When talking about cap space at this point in the offseason, it's important to keep in mind that teams have to set aside room for their rookie pool. Each year, teams bring in several rookies via the draft, and you have to factor in the cost of adding them when making plans related to cap space.
For the Detroit Lions, for example, Over the Cap projects that they will have a rookie pool of around $5.1 million for 2014. This may make it seem like most of their current cap space is going to be set aside for rookies, but that's not actually the case.
In terms of the salary cap, Over the Cap projects that the Lions will need to set aside only $2.6 million or so for their rookie signings. That number is much lower than the actual cost because only the top 51 contracts count against the salary cap during the offseason.

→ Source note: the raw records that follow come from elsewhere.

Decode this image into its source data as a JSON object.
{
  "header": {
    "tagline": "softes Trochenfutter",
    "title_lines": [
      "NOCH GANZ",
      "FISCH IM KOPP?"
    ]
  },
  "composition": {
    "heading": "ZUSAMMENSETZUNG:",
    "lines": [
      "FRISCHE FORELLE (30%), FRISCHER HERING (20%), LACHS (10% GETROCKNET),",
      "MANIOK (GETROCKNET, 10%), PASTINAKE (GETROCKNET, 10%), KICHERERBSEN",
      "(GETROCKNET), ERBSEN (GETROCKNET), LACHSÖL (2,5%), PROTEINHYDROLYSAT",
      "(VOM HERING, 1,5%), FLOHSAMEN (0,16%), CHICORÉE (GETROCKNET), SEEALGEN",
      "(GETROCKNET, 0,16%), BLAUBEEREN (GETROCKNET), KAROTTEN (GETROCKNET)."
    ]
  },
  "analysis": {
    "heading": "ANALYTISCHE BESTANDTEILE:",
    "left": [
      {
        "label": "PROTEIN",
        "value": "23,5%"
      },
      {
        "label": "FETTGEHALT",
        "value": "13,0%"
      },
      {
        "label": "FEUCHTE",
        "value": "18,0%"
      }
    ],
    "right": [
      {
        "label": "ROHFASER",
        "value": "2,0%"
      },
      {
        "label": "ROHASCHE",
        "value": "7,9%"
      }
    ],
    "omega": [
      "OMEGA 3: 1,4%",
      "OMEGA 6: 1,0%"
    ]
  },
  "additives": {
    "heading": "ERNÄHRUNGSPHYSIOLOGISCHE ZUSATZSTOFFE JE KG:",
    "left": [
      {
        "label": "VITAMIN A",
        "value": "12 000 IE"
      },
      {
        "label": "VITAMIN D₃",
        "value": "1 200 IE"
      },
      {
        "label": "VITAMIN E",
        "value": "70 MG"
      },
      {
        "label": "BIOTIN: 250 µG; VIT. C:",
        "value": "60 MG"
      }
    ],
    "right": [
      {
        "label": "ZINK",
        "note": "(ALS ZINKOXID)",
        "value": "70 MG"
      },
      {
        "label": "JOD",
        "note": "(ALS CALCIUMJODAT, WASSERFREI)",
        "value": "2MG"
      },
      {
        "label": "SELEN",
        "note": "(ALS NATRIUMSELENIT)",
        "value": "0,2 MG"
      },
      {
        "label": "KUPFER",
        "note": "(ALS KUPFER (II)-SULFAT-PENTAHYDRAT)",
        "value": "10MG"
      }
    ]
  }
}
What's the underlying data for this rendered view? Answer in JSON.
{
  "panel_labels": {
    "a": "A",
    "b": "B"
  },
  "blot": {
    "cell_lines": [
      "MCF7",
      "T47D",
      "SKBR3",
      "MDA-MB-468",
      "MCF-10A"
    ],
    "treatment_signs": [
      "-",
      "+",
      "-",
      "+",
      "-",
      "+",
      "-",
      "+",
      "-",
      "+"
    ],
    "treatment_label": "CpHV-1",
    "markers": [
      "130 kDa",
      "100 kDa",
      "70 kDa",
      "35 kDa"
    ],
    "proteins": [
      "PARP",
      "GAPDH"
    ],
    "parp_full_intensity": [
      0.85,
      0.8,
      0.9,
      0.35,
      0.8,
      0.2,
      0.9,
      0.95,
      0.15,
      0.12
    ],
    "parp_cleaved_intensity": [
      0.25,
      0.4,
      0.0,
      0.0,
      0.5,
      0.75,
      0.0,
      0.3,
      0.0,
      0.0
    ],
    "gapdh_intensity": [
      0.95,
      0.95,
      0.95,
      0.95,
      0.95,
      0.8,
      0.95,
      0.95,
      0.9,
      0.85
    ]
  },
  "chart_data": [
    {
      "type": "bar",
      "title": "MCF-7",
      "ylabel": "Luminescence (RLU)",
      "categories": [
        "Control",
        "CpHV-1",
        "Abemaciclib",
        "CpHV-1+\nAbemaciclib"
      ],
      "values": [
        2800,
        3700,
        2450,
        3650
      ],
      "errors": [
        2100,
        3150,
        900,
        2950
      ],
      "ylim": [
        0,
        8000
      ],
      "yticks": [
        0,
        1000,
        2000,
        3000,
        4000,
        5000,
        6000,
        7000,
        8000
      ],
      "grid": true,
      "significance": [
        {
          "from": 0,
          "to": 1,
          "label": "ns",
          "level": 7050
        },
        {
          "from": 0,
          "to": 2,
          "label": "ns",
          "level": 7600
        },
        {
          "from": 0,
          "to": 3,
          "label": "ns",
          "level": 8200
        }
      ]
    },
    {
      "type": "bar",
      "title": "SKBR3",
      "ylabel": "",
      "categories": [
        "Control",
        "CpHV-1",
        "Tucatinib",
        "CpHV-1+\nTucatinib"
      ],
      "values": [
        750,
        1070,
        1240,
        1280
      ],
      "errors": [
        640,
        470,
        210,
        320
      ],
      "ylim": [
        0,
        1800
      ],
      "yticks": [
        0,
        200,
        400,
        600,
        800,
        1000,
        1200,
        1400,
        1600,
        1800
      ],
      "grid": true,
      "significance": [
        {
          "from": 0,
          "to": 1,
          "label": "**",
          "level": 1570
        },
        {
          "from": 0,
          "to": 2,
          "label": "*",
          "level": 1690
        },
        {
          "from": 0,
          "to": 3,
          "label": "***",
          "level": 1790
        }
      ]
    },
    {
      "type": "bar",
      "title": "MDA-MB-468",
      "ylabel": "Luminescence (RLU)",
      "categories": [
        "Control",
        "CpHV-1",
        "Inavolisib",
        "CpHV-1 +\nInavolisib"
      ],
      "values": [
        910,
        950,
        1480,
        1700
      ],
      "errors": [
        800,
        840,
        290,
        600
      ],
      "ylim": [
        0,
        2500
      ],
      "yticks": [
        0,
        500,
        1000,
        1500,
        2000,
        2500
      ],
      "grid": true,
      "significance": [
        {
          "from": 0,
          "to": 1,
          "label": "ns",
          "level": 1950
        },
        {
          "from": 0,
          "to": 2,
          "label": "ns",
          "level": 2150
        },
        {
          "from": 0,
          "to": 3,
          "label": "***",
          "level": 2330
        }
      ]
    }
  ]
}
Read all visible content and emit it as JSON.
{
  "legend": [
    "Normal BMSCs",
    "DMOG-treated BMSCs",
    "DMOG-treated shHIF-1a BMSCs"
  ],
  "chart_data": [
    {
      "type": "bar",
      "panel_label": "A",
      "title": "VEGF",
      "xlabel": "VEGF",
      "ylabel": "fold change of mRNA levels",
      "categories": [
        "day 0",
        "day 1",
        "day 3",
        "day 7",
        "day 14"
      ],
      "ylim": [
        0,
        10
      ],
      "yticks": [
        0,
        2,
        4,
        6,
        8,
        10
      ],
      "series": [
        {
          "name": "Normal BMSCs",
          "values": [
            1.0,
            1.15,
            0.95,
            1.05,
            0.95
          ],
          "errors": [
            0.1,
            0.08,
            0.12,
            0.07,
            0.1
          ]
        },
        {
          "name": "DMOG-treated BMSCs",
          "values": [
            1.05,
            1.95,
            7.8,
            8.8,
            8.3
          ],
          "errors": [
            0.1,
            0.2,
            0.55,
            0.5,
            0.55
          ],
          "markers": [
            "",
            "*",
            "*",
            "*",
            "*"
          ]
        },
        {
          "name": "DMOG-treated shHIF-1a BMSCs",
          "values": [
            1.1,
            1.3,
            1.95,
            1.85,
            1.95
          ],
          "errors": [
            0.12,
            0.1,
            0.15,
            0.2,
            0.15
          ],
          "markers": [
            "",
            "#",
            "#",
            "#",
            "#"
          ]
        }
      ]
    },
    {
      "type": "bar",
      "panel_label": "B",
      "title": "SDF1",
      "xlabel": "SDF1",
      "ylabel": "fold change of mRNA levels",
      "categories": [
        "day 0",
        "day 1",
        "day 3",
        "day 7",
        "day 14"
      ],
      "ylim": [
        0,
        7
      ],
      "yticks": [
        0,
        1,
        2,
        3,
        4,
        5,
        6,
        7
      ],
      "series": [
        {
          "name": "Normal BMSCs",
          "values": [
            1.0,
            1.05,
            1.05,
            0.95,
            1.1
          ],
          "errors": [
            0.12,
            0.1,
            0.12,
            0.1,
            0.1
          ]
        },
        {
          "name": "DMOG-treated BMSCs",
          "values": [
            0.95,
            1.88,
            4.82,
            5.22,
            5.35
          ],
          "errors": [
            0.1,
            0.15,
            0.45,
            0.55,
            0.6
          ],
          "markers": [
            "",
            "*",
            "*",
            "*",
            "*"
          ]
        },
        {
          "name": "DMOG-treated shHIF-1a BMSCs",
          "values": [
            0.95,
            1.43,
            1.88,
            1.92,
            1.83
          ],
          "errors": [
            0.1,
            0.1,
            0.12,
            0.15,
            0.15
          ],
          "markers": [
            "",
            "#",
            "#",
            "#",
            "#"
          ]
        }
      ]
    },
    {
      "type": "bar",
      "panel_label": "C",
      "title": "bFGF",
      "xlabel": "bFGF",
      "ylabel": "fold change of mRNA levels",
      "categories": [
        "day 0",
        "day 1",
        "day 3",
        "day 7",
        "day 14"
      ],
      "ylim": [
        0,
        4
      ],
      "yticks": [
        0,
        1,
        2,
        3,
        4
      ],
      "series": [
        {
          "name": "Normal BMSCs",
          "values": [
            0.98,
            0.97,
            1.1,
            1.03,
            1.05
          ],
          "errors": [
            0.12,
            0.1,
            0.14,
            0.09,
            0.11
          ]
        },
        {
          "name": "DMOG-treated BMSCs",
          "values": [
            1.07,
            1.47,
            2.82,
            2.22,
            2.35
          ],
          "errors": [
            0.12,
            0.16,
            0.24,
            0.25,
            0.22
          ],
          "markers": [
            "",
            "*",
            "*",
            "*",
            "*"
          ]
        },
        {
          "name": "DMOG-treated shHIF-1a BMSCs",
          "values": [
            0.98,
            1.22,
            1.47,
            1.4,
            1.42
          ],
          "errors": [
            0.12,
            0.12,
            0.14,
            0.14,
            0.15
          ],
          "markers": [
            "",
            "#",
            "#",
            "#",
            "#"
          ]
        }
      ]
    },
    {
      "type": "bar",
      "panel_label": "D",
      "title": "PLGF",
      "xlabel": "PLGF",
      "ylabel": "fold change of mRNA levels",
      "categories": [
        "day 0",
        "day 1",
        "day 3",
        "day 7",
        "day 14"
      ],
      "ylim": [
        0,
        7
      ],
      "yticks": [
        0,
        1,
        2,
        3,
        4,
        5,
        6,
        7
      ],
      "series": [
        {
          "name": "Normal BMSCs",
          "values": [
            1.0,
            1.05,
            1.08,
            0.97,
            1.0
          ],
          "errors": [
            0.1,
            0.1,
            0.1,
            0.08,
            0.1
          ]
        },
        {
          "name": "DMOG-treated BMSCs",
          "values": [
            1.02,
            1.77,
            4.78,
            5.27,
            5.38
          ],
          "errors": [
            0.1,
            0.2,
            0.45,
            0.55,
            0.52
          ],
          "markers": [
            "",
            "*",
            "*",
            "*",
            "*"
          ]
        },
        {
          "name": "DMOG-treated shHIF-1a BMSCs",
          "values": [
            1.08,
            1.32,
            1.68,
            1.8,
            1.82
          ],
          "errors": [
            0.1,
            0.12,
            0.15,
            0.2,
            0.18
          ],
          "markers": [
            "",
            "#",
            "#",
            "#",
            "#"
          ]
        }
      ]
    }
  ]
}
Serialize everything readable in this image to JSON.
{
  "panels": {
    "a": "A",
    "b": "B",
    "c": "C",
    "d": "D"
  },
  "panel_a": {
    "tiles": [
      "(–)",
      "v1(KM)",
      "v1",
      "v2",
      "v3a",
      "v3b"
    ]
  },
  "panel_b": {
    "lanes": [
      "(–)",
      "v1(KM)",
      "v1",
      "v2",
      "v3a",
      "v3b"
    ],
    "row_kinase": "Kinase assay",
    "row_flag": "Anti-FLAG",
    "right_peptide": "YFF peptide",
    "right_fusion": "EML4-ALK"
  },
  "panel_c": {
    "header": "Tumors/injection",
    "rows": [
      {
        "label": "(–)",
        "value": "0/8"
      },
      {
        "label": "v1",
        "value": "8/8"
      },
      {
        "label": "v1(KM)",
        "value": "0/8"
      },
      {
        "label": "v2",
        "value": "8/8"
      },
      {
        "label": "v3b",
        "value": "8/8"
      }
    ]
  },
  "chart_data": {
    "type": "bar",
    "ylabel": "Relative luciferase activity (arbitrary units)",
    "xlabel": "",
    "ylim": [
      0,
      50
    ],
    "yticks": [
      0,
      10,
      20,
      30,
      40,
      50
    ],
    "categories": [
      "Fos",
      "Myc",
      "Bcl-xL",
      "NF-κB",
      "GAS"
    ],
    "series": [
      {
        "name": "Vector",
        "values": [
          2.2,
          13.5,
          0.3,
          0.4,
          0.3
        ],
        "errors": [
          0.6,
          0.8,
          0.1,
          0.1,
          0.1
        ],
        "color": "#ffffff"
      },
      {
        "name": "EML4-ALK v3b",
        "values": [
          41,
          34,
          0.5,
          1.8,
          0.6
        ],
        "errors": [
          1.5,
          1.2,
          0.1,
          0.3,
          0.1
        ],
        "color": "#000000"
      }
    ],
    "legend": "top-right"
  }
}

By adding draft picks, players with cap hits of $420,000 will be bumped outside of the top 51. This means that if your seventh-round pick has a cap hit of $435,000, for example, adding him only costs you $15,000 in cap space (during the offseason, anyway).
Of course, the Lions can't just think about their cap situation in the short term. They will have to be under the salary cap with all of their players factored in when next season starts. Also, the Lions have to account for their restricted and exclusive-rights free agents. Even so, with around $5.1 million in cap space right now, according to Over the Cap, the Lions have approximately $2.5 million to work with after accounting for the rookie pool. That's not much, but at least they're actually under the salary cap right now.
(Note: The current rookie pool projection doesn't include compensatory picks, but adding a fourth-rounder for the Lions should take away only $50,000-60,000 in cap space.)